Magario, que era contador, sonrío ante la ocurrencia del banquero.

Pasaron los diez minutos. Fanjul regresó a la mesa. Rubinstein hablaba con un hombre y le dijo:

Te presento al doctor Peñaloza.

Fanjul le estrechó la mano. Sin más, Rubinstein fue al grano.

Cada mes el biólogo marino llamaría al conmutador de Empresas Graiver Asociadas Sociedad Anónima (EGASA) para concertar una cita con ella. En sus manos quedaba la realización de unos pagos al doctor Peñaloza. No debían verlos juntos en el piso 19 de Suipacha 1111, los cuarteles centrales del grupo:

Podemos usar las oficinas de la avenida Córdoba —sugirió Fanjul.

—Sí. O se encuentran directamente en la sucursal del Banco Comercial de La Plata acá en Capital —dijo Rubinstein.

De regreso a su despacho, Magario avisó que si alguien preguntaba por el doctor Peñaloza, él atendería la llamada. El jefe de Finanzas ocupaba la sede porteña del Establecimiento Vitivinícola Francisco Calise, en la calle Pinzón 1445. La bodega, que tenía un viñedo en Godoy Cruz, en la provincia de Mendoza, pertenecía a un grupo ligado a los Montoneros y contribuía con su logística a la movilización de dinero y armas por todo el país. Graciela Daleo fungía de secretaria y Julio Alsogaray —hijo del general de ese nombre y sobrino del ingeniero Álvaro—, de administrador.

El montaje detrás de la bodega fue parte de un esfuerzo de la CN para evitar que el golpe, ya en el horizonte político, encontrase a la agrupación desguarnecida en materia de infraestructura. También procuraron quedar bien abastecidos de armas: calcularon que ingresarlas desde el exterior se les haría cada vez más difícil. Robaron la fábrica Halcón y con el dinero del rescate de los Born, se montó un taller de importancia en el Gran Buenos Aires y otros de menor tamaño en el resto del país para aumentar la producción del Servicio de Fabricaciones Montoneras.

 

Durante los últimos meses del gobierno de Isabel, además, habían extremado las precauciones. Ante la inminencia de la intervención militar, necesitaban resguardar a sus cuadros.

Antes de la Navidad de 1975 la CN recordó a sus militantes que bajo ninguna circunstancia debían ceder a la tentación de contactar a los familiares que estuvieran en la superficie y emplearan sus apellidos verdaderos.
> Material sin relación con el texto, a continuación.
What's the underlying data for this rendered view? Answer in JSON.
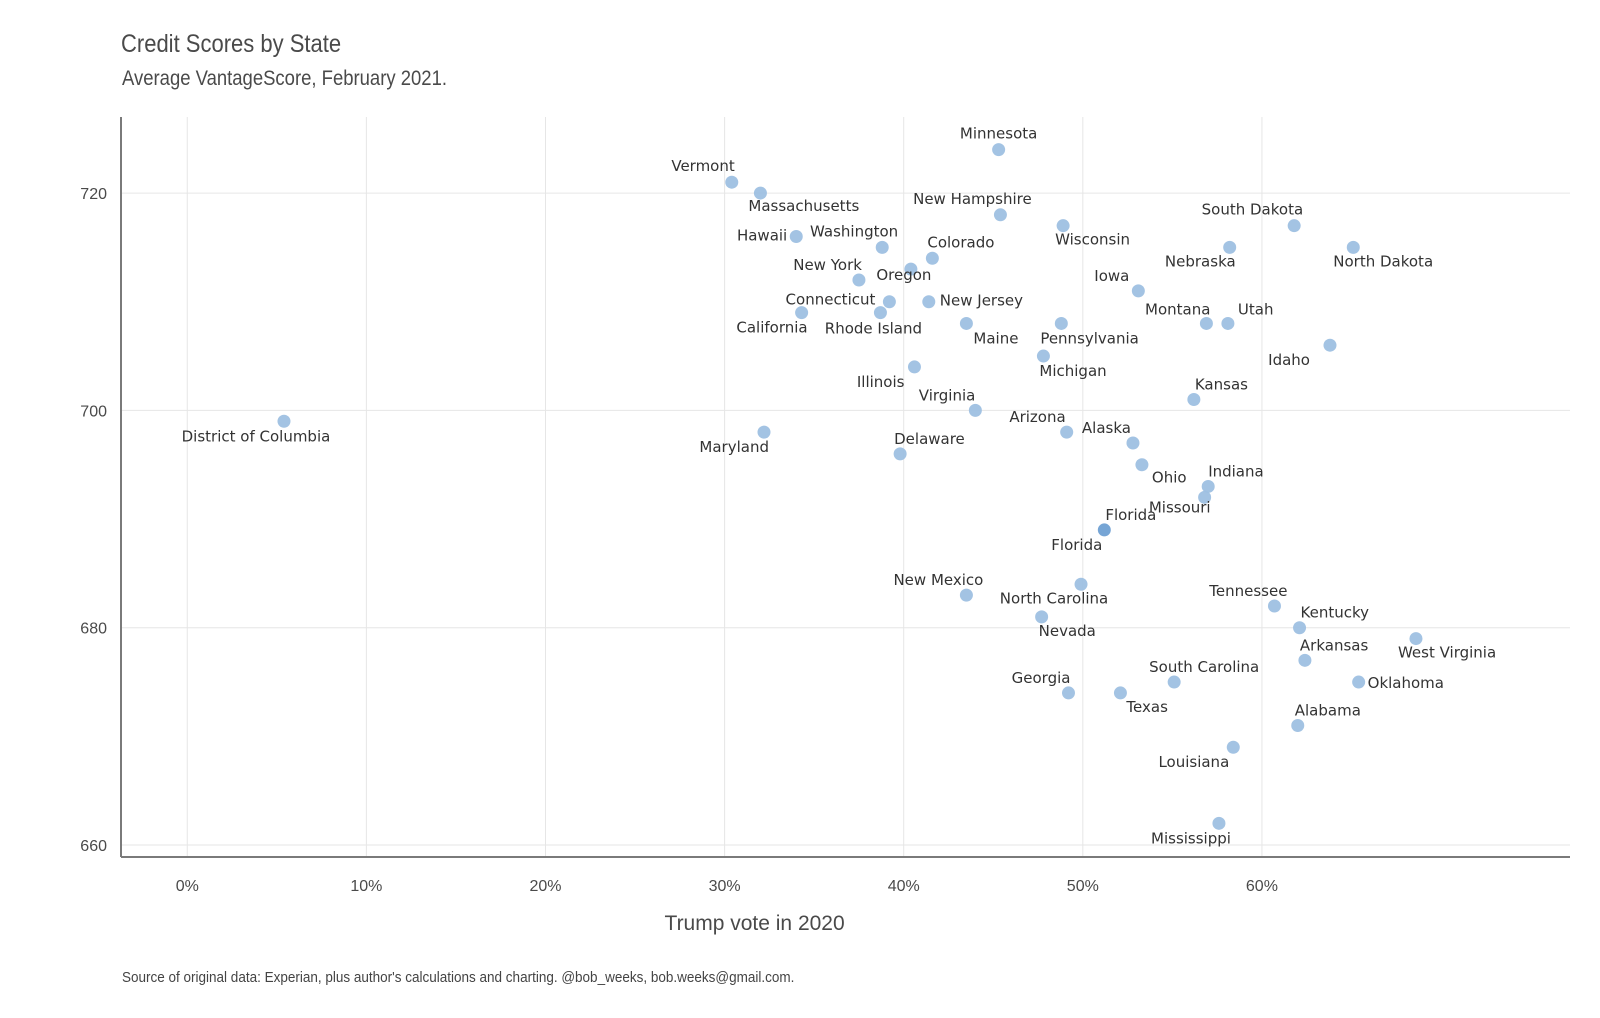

Por las torturas que sufrían al ser detenidos, el solo hecho de que un militante

cayera ya representaba un riesgo y un daño para la organización.

Aunque nada revelaran, de todos modos los jefes debían abandonar los inmuebles que pudieran haber quedado comprometidos por una delación. Por esa misma prudencia, tenían que mover a los cuadros que pudieran haber sido identificados.

De ahí que la obligación suprema del combatiente se sintetizara en una orden sombría: “No entregarse vivo”.

Había que “resistir hasta escapar, o morir en el intento”.

 

El 28 de diciembre de 1975, a los pocos días de emitida la orden, Roberto Quieto, quien fuera el máximo responsable de la

Operación Mellizas, cayó secuestrado por un grupo de policías de civil.

Había desoído las órdenes que él mismo había impartido. Quería ver a sus chicos.

Quieto citó a su mujer y le pidió que llevara a su hija de diez años y a su hijo de seis a los juegos de una playa pequeña en la costa del Río de la Plata, a la altura de San Isidro, en la zona norte del conurbano. También fue uno de sus hermanos, Amílcar, con su mujer y su bebé, y otros parientes: unas veinte personas entre adultos y niños.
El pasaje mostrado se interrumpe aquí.